Common Challenges for FIEs

Key Challenges:

  • Data Availability: Many FIEs struggle to collect comprehensive ESG data across multiple Chinese facilities, particularly for Scope 3 emissions and supply chain metrics.
  • Framework Selection: Navigating the overlap between Chinese and international frameworks can be complex. Reports must satisfy both parent company requirements and Chinese regulatory expectations.
  • Language and Translation: Bilingual reporting (Chinese and English) is expected, requiring accurate translation of technical ESG terminology.
  • Regulatory Uncertainty: The rapid evolution of China’s ESG framework makes long-term planning challenging.

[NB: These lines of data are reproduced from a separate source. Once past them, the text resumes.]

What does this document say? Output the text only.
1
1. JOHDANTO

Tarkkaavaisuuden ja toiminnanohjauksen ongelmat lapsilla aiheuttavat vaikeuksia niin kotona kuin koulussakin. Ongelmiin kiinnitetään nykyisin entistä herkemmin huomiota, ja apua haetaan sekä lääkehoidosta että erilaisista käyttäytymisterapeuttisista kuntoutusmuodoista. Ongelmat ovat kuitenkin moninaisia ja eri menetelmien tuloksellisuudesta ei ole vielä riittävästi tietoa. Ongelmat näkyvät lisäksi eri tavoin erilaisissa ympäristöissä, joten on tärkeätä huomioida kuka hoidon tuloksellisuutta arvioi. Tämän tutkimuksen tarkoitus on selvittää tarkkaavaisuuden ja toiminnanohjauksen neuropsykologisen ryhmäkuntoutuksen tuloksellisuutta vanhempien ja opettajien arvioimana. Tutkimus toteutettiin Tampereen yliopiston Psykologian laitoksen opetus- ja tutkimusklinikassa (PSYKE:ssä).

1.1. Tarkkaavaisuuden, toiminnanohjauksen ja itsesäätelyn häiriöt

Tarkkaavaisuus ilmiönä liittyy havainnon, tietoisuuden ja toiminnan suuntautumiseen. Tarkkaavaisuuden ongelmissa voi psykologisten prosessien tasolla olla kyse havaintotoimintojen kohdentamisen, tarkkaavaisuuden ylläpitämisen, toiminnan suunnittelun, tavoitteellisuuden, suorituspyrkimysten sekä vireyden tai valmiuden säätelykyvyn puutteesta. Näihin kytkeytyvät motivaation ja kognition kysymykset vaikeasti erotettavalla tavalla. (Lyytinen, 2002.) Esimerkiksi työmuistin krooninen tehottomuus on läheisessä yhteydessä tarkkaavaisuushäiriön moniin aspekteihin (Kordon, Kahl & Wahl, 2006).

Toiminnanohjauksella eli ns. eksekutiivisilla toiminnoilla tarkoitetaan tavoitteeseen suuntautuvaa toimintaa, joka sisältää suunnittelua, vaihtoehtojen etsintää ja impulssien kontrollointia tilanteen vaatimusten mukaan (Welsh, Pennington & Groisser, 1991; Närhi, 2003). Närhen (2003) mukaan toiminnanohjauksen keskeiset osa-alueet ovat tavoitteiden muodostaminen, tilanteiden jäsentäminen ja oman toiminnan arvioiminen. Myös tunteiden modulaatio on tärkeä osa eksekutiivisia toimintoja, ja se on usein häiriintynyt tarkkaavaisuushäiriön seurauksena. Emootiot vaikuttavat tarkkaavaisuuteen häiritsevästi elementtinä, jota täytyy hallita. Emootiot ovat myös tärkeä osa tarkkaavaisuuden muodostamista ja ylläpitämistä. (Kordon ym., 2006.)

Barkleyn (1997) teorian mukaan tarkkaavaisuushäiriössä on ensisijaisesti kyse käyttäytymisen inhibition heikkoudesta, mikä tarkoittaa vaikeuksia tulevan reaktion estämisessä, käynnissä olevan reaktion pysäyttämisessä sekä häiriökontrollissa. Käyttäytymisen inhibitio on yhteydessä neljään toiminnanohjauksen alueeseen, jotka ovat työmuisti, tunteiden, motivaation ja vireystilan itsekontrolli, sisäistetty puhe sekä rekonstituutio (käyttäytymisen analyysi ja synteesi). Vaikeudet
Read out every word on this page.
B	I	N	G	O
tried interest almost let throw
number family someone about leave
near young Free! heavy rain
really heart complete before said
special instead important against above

FIEs must remain agile and monitor regulatory developments closely.
  • Cultural Differences: ESG priorities in China may differ from those in the FIE’s home country. For example, social stability, poverty alleviation, and rural revitalization are important themes in Chinese ESG discourse.

Conclusion

While ESG reporting is not yet mandatory for most foreign-invested enterprises in China, the trend is clearly toward expanded requirements. FIEs that proactively develop ESG reporting capabilities will be better positioned to comply with future regulations, access capital and business opportunities, and enhance their reputation in the Chinese market.

The strategic case for voluntary ESG reporting is compelling: improved regulatory relationships, better financing terms, enhanced supply chain positioning, and stronger talent attraction. As China continues to align with international sustainability standards, the gap between voluntary and mandatory reporting is narrowing, and forward-thinking FIEs are treating ESG reporting as an operational necessity rather than an optional exercise.

Foreign investors should assess their current ESG reporting practices, engage with professional advisors familiar with both Chinese and international frameworks, and develop a roadmap for compliance as China’s regulatory framework continues to evolve.

This article is for informational purposes only and does not constitute legal or professional advice. Companies should consult with qualified professionals regarding their specific ESG reporting obligations in China.